My Husband Refused to Divorce After His Mistress Killed Mom
Chapter 3
The hospital called at two in the afternoon. Mom's vitals had stabilized, the nurse said. She was asking for me.
I grabbed my coat and headed for the door, relief flooding through me like warm water. Three weeks since the experimental treatment started, and finally—finally—something was working.
My phone buzzed. A text from an unknown number. A photo.
Killian and Astrid at Cipriani. Her hand on his thigh. His mouth at her ear. The timestamp read twenty minutes ago.
I deleted it. Kept walking.
Mount Sinai's ICU smelled like antiseptic and desperation. I'd memorized the route—elevator to the seventh floor, left at the nurses' station, third door on the right. Mom's room had a window that overlooked the East River. On good days, she'd watch the boats and tell me stories about her childhood in Brooklyn, before the cancer, before everything fell apart.
Today, the door was closed.
A nurse I didn't recognize stood outside, her face carefully blank. "Mrs. Warren?"
The sound of my married name made my skin crawl. "I'm here to see my mother. Catherine Harper."
"The doctor will be right with you. If you could just wait—"
I pushed past her.
The room was chaos. Machines screaming. Three doctors crowded around the bed, their movements sharp and urgent. Mom's face was swollen, unrecognizable. Her lips had turned blue.
And on the windowsill, massive and obscene, sat a bouquet of Stargazer lilies. Their sickly-sweet perfume choked the air.
"What the hell are those doing in here?" My voice came out strangled. "She's allergic—she can't—"
A doctor turned. Dr. Patel. I'd met him a dozen times. His eyes were tired. "We're doing everything we can. The anaphylaxis triggered cardiac arrest. Her system is too weak—"
"Get them out!" I lunged for the flowers, knocked the vase to the floor. Water and glass exploded across the linoleum. The lilies sprawled like corpses.
The machines flatlined.
The sound was a single, endless note that drilled into my skull. Dr. Patel called the time of death at 2:47 PM. Someone pulled a sheet over Mom's face. Someone else guided me to a chair in the hallway.
A nurse pressed something into my hand. A small white card, water-stained but still legible.
*So sorry about the bad blood. - A.*
The words blurred. Sharpened. I read them again. Again.
Astrid had been here. Had walked into my mother's room, had looked at her dying in that bed, and had left poison.
Murder dressed up as condolences.
I stood. The hallway tilted, then righted itself. My hands were steady as I pulled out my phone and searched for Killian's location. The Find My app we'd set up for "safety"—another leash, another way for him to track my movements.

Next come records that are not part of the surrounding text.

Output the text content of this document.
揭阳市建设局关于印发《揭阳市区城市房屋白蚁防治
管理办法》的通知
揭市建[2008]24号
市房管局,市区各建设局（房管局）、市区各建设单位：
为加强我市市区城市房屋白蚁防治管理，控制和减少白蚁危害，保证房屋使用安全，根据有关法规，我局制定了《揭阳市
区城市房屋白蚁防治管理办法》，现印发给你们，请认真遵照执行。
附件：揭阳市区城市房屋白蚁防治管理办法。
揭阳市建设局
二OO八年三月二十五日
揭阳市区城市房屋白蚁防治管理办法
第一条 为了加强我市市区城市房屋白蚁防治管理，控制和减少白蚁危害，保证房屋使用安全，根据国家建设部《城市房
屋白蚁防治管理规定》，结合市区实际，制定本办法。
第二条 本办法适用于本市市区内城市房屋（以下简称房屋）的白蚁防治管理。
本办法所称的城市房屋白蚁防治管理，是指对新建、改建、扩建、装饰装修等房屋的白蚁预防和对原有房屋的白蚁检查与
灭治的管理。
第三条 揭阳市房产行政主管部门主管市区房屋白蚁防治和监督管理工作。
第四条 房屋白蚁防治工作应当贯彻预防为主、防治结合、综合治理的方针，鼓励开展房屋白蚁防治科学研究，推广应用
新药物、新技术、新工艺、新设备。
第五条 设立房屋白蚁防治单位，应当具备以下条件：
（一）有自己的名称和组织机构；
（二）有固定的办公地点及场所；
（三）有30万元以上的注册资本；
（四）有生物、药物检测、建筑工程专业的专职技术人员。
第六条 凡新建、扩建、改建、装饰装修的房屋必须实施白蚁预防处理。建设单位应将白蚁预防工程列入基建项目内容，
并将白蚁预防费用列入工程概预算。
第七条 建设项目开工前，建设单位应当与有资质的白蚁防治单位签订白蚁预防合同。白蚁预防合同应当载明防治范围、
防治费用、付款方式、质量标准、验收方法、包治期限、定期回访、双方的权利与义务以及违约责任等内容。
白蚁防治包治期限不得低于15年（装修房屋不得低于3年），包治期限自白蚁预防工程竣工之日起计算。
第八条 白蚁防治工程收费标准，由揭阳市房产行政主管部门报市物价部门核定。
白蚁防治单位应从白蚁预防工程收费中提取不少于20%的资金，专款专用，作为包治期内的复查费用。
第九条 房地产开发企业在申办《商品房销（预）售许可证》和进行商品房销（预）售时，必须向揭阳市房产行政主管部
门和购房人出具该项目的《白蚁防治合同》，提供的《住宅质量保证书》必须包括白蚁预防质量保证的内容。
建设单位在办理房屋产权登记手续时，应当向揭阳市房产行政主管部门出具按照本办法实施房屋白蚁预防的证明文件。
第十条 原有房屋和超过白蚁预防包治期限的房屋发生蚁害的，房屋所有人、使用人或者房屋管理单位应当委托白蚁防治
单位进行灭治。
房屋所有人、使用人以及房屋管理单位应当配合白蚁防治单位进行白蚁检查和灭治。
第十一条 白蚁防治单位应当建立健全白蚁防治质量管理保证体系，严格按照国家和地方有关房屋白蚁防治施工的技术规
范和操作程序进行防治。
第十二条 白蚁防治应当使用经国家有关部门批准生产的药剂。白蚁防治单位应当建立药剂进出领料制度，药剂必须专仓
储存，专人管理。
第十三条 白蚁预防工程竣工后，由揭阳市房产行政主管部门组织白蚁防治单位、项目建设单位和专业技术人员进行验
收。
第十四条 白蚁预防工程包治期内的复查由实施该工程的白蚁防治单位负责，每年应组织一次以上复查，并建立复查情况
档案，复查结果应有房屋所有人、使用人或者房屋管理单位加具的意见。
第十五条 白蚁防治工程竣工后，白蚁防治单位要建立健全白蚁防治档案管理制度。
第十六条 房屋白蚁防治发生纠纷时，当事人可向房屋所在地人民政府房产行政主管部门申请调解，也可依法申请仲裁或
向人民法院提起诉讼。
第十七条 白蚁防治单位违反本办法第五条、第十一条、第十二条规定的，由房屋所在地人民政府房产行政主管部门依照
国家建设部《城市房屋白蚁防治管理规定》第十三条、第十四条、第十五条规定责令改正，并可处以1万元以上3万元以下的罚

Warren Industries. Forty-second floor. Board meeting scheduled for 3 PM.
Perfect.
---
The receptionist tried to stop me. I walked past her like she didn't exist. Down the hall, past the glass-walled offices where junior executives pretended not to stare. The boardroom doors were solid mahogany, designed to intimidate.
I threw them open.
Twelve men in suits turned to look at me. Killian sat at the head of the table, mid-sentence, his expression shifting from surprise to cold fury in the space of a heartbeat.
"Mila. We're in the middle of—"
I walked to the table. Pulled off my wedding ring. The platinum band that had felt like a shackle for two years. I threw it. It bounced once, twice, skittered across the polished wood and stopped in front of him.
"I want a divorce."
Silence. Someone coughed.
Killian's jaw clenched. "Gentlemen, if you'll excuse us—"
"Your girlfriend murdered my mother." My voice was steady. Clear. It didn't sound like mine. "She brought lilies to her hospital room. Knew about the allergy. Left a note."
I pulled out the card. Held it up.
"She's dead because of you. Because of this—" I gestured at the room, at him, at everything. "I'm done."
Killian stood. His hand closed around my arm, fingers digging into bone. "Everyone out. Now."
The board members fled like rats from a sinking ship. The door clicked shut behind them.
Killian released me. Stepped back. When he spoke, his voice was ice. "You're not getting a divorce."
"Watch me."
"My grandfather's trust." He picked up the ring, turned it over in his fingers. "I need to be married until my thirtieth birthday to inherit controlling interest in the company. That's six months away."
"I don't care about your money."
"No. You care about your mother's medical bills." His smile was a knife. "The ones I paid. The ones that are still being paid, for the funeral, the burial plot, all of it. Walk away now, and I'll sue you for every penny. You'll spend the rest of your life drowning in debt."
The room spun. "You can't—"
"I can. I will." He stepped closer. "Six months, Mila. Then you can have your freedom. Until then, you're going nowhere."